Over twenty five years ago in 1993, a man named Ron White had a vision for the future of shoes. People could make them look good, but they would hurt your feet. Heels in particular were notorious for this—yet people put up with it.
Ron did not want to put up with it. The status quo was that you would sacrifice comfort for style, and he was intent on kicking it to the curb. Ron went on a mission to re-engineer the heel, working with Italian factories, sourcing NASA technology, and poring over schematics and designs. Then he had it. A comfortable heel. The world’s first All Day Heel™ worked. He pitched it, demoed it, and slowly (but surely) became a legend.
Ron White’s line of women’s and men’s shoes exploded, growing into several different lines and carried across dozens of high end retailers across North America. Stand alone stores popped up in Toronto, where it all began. He’d soon reach five of these brick and mortar establishments.
As Ron’s empire grew, so did something else. A curious communication technology known as the Internet rose alongside the shoe sensation. With online shopping sparking as a legitimate outlet, Ron White’s business needed a website. They built one, and they did it in Flash.
Adobe Flash was the premiere multimedia production software of the 2000’s. Used for video, animation, gaming, graphic design and more, the program was central to many major sites during this period. Early YouTube, in 2005, used Flash to compress and display its videos.
On April 29, 2010, Steve Jobs penned an open letter entitled, “Thoughts on Flash.” Long story short, he said Apple would not be using Flash on their mobile products, such as the iPhone or iPod Touch. Looking back, it’s easy to see how this helped trigger the downfall of the program. On top of this, faster and more flexible options, such as HTML5, became available for multimedia. In late 2011, Adobe announced it would no longer continue development on Flash.
Many sites still used it, however. The investment to get a good Flash-based site up and running was considerable, and overhauling it for newer tech is not a small feat. Ron White’s online store was no exception, and they held onto it as long as they could.
These days, it’s important to realize that you can’t just turn on an online store and let it go — Rick McLaughlin
As the decade of the 2010’s marched on, technology continued to soar. Ron White’s site became more and more obsolete—especially as the rise of smartphones began; Flash did not work well (or at all) on mobile. Eventually, they had to face the overhaul.
Bannan Communications was hired for the task. Not only was there a need to totally reconfigure the site—Ron’s backend inventory system RICS needed to be able to interface with the new site in order to efficiently manage hundreds of SKUs. RICS also connected directly to the point of sale machines in-store, so there was no getting around the system.
“These days, it’s important to realize that you can’t just turn on an online store and let it go,” says Rick McLaughlin, Bannan’s Creative Director. “You need to resource these things. You have to staff and maintain it, and in some ways treat it like a brick and mortar store.”

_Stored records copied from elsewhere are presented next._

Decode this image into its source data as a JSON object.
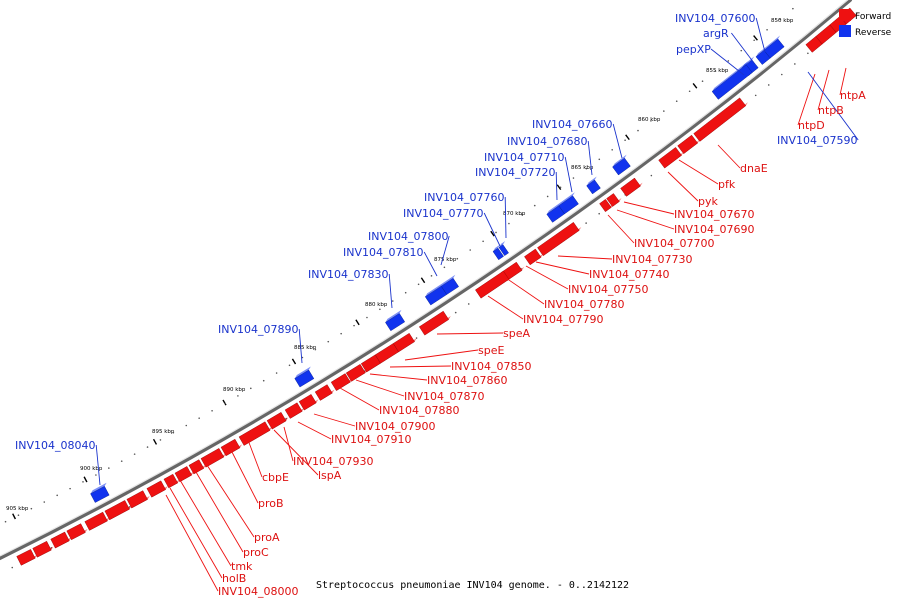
{
  "title": "Streptococcus pneumoniae INV104 genome. - 0..2142122",
  "legend": {
    "forward_label": "Forward",
    "reverse_label": "Reverse",
    "forward_color": "#ee1111",
    "reverse_color": "#1133ee"
  },
  "scale_ticks": [
    "850 kbp",
    "855 kbp",
    "860 kbp",
    "865 kbp",
    "870 kbp",
    "875 kbp",
    "880 kbp",
    "885 kbp",
    "890 kbp",
    "895 kbp",
    "900 kbp",
    "905 kbp"
  ],
  "forward_labels": [
    "ntpA",
    "ntpB",
    "ntpD",
    "dnaE",
    "pfk",
    "pyk",
    "INV104_07670",
    "INV104_07690",
    "INV104_07700",
    "INV104_07730",
    "INV104_07740",
    "INV104_07750",
    "INV104_07780",
    "INV104_07790",
    "speA",
    "speE",
    "INV104_07850",
    "INV104_07860",
    "INV104_07870",
    "INV104_07880",
    "INV104_07900",
    "INV104_07910",
    "INV104_07930",
    "lspA",
    "cbpE",
    "proB",
    "proA",
    "proC",
    "tmk",
    "holB",
    "INV104_08000"
  ],
  "reverse_labels": [
    "INV104_07600",
    "argR",
    "pepXP",
    "INV104_07590",
    "INV104_07660",
    "INV104_07680",
    "INV104_07710",
    "INV104_07720",
    "INV104_07760",
    "INV104_07770",
    "INV104_07800",
    "INV104_07810",
    "INV104_07830",
    "INV104_07890",
    "INV104_08040"
  ]
}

A major challenge was building a communication bridge between two pieces of software (RICS and Shopify). There was a solution pre-built in the market, but it only handled partial information exchange. For Ron’s online store to work, it needed full exchange. Bannan Communications coded this full bridge from scratch, custom tailored to Ron’s product catalogue. This internal system was further developed into a user friendly app that Ron’s staff could use—avoiding the need to call on a developer to update the store or make administrative changes.
A big component of what we do at Bannan Communications is demystification — Vanja Bannan
Vanja Bannan, founder of Bannan Communications, explains another crucial piece of the puzzle. “A big component of what we do at Bannan Communications is demystification,” she says. “We take the time to educate our clients about the abstract digital world. Ron was an excellent student who was fully committed to the entire process. He was open to new ideas, he was patient and above all he trusted us to do what we said we would do. I take great pride in our agency’s work and nothing makes me happier than exceeding my client’s expectations.”
To that end, Ron himself says, “Vanja and her team at Bannan Communications have dramatically transformed our global online business. They were competitively priced and have been nothing but professional and helpful in working with my team and I to redesign, build and deploy our new website. Sales from month one went up over 200% and haven’t stopped!”
Vanja and her team at Bannan Communications have dramatically transformed our global online business — Ron White
2020 is the year that Adobe plans to fully sunset Flash for good. As Ron White prepares for this next exciting decade, Bannan Communications stands with him, ensuring his new online store stays technologically current and operational. We’re also preparing to take on a larger role in his international digital marketing, with aims to let the world know that comfortable and stylish footwear is no longer a dream.